The extreme uncertainly of the past 2 months has moderated slightly over the past week.
On March 15, 2025, Congress managed to pass a full-year “continuing resolution” (CR) that continues funding the federal government through the rest of the fiscal year. This eliminates the threat that the government will shut down immediately. Treasury will be able to continue to pay the government’s bills.
As expected, the FOMC kept the fed funds rate stable.
The tariff situation didn’t change last week so the markets could take a breath.
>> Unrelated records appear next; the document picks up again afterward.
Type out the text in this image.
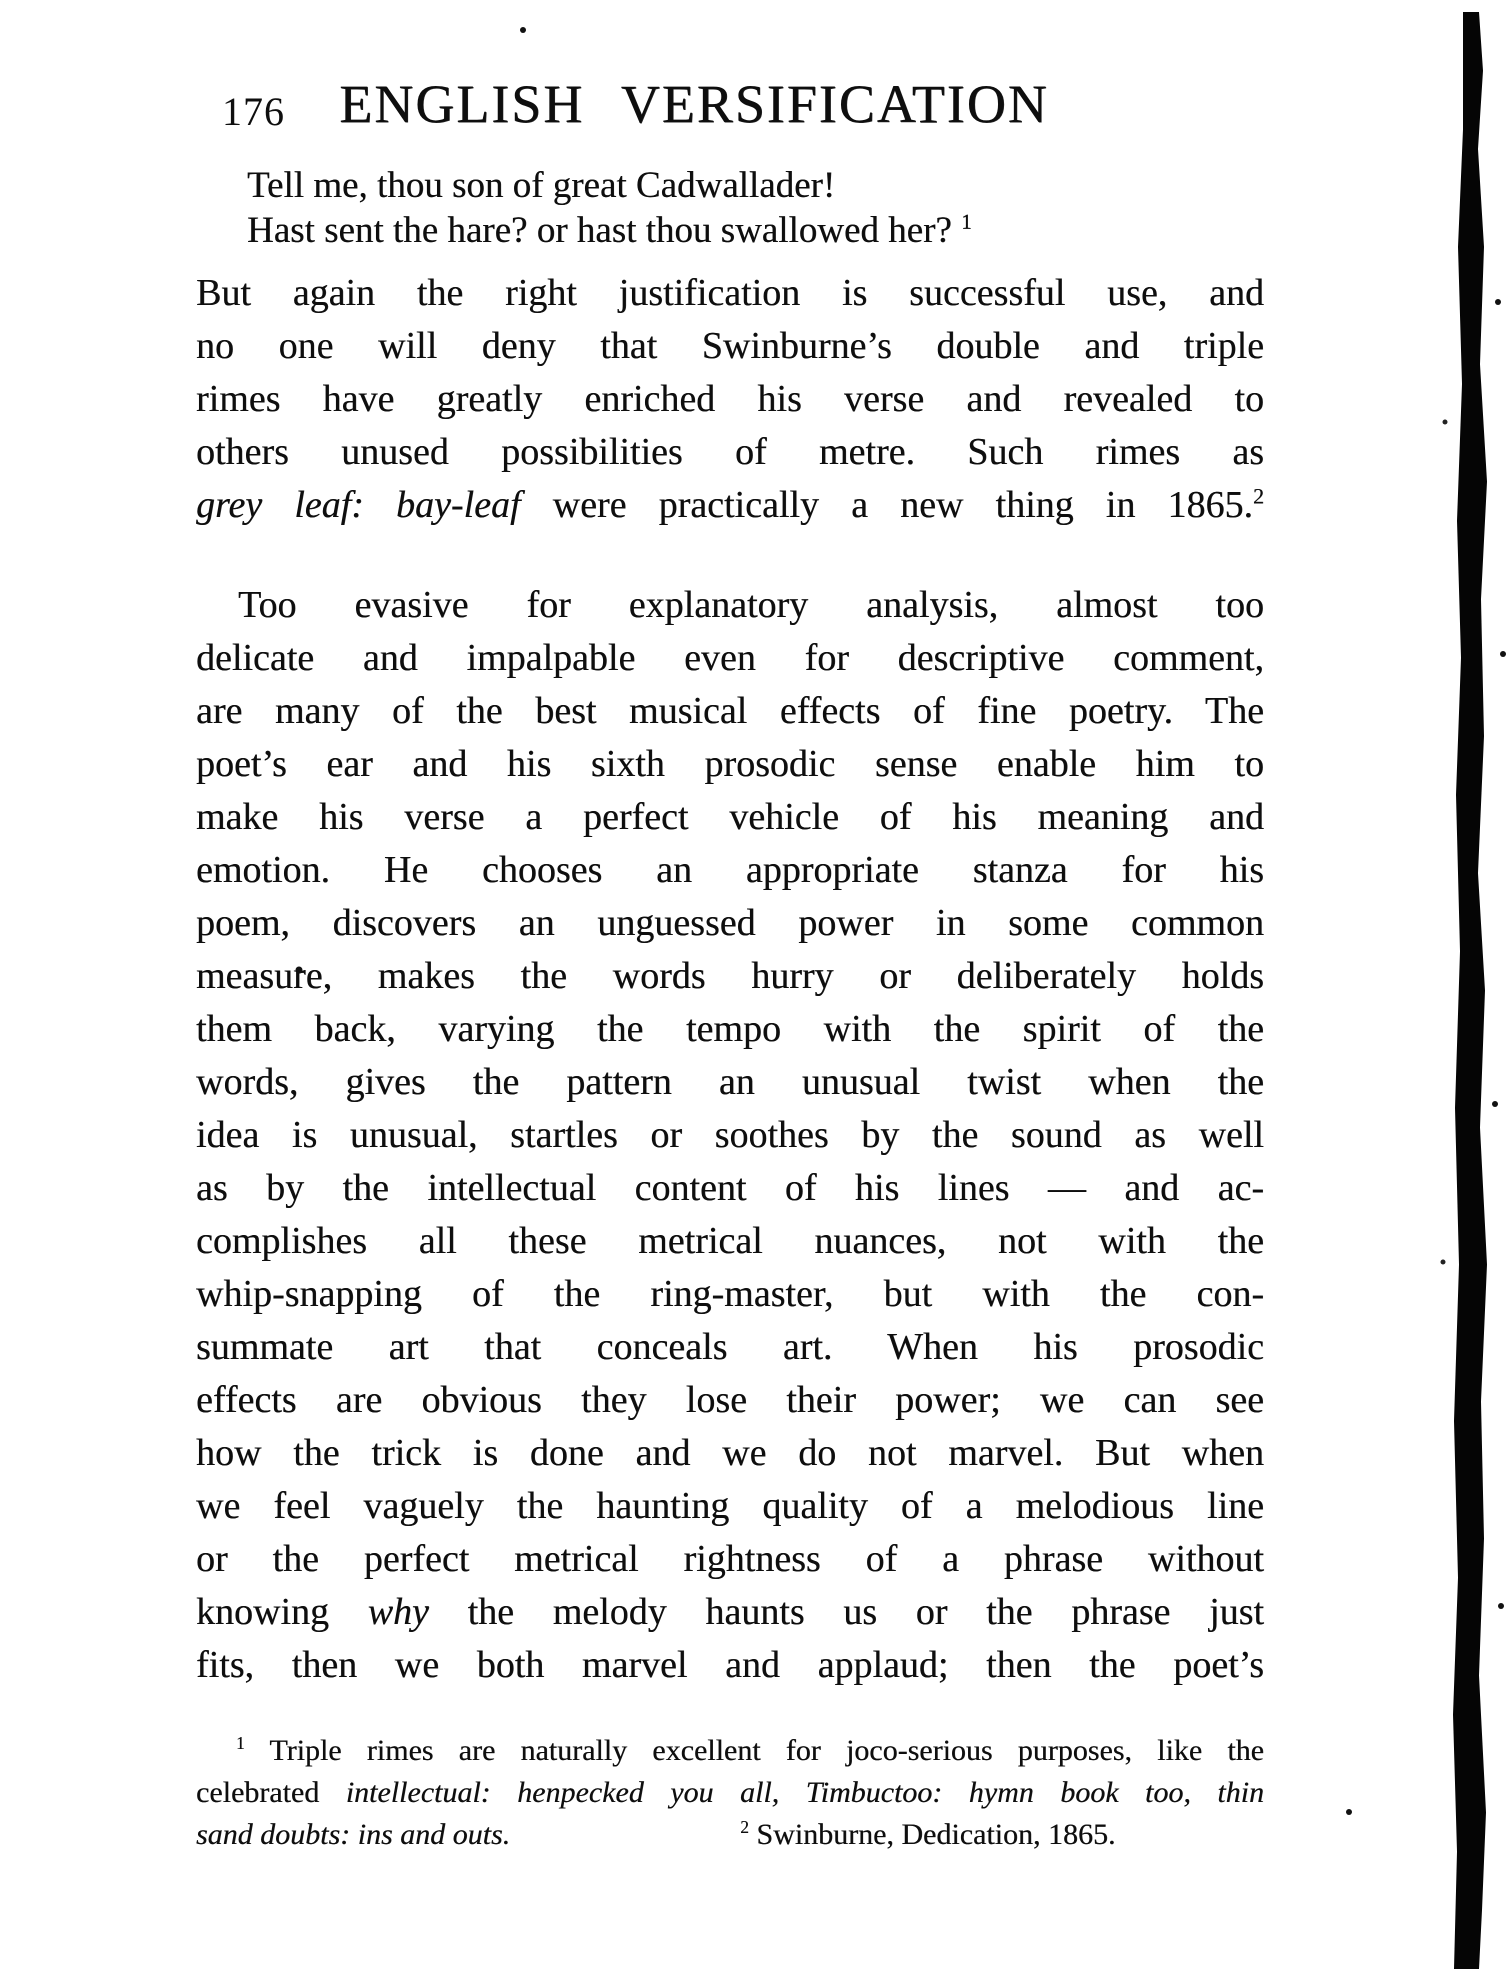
176	ENGLISH VERSIFICATION
Tell me, thou son of great Cadwallader!
Hast sent the hare? or hast thou swallowed her? $^1$
But again the right justification is successful use, and
no one will deny that Swinburne’s double and triple
rimes have greatly enriched his verse and revealed to
others unused possibilities of metre. Such rimes as
grey leaf: bay-leaf were practically a new thing in 1865.$^2$
Too evasive for explanatory analysis, almost too
delicate and impalpable even for descriptive comment,
are many of the best musical effects of fine poetry. The
poet’s ear and his sixth prosodic sense enable him to
make his verse a perfect vehicle of his meaning and
emotion. He chooses an appropriate stanza for his
poem, discovers an unguessed power in some common
measure, makes the words hurry or deliberately holds
them back, varying the tempo with the spirit of the
words, gives the pattern an unusual twist when the
idea is unusual, startles or soothes by the sound as well
as by the intellectual content of his lines — and ac-
complishes all these metrical nuances, not with the
whip-snapping of the ring-master, but with the con-
summate art that conceals art. When his prosodic
effects are obvious they lose their power; we can see
how the trick is done and we do not marvel. But when
we feel vaguely the haunting quality of a melodious line
or the perfect metrical rightness of a phrase without
knowing why the melody haunts us or the phrase just
fits, then we both marvel and applaud; then the poet’s
$^1$ Triple rimes are naturally excellent for joco-serious purposes, like the
celebrated intellectual: henpecked you all, Timbuctoo: hymn book too, thin
sand doubts: ins and outs.	$^2$ Swinburne, Dedication, 1865.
President Donald Trump imposed sweeping 25% tariffs on all steel and aluminum imported into the United States the week before last, a policy aimed at leveling the playing field for US manufacturing but a move that threatens to drive up prices on a broad range of consumer and industrial goods for Americans. That’s in addition to the 25% tariffs on Canada, Mexico and the EU and 20% on China. China and Canada have both retaliated against the IEEPA tariffs, while Canada and the European Union have both retaliated against the steel and aluminum tariffs. Here is a list:
The stock market slightly recovered its losses during last week’s reprieve from new tariffs. Investors shifted to bonds and gold. The Fear & Greed Index is in Extreme Fear. The trade is strongly risk-off.
The Treasury yield curve continued to fall.
Unlike Treasuries, the Chicago Fed’s National Financial Conditions Index (NFCI), which provides a comprehensive weekly update on U.S. financial conditions in money markets, debt and equity markets, and the traditional and “shadow” banking systems, tightened slightly. Financial Stress increased slightly although both these indicators are still loose.
Since tariffs are expected to both increase inflation and slow economic growth the markets are looking forward to stagflation.
The Atlanta Fed’s GDPNow model estimate for real GDP growth (seasonally adjusted annual rate) in the first quarter of 2025 was -1.8 percent on March 18. The Cleveland Fed’s Inflation Nowcasting predicts Quarterly annualized percent change of the CPI of 3.85% in 2025:Q1.
The administration and DOGE have laid off many government employees but they are to be cut off in September so the numbers haven’t hit the unemployment figures yet. Congress is planning to cut programs that will directly impact poor and working class families, including Medicaid and SNAP, which will directly impact the companies that provide goods and services. Discount chains and junk food stock prices have already been impacted.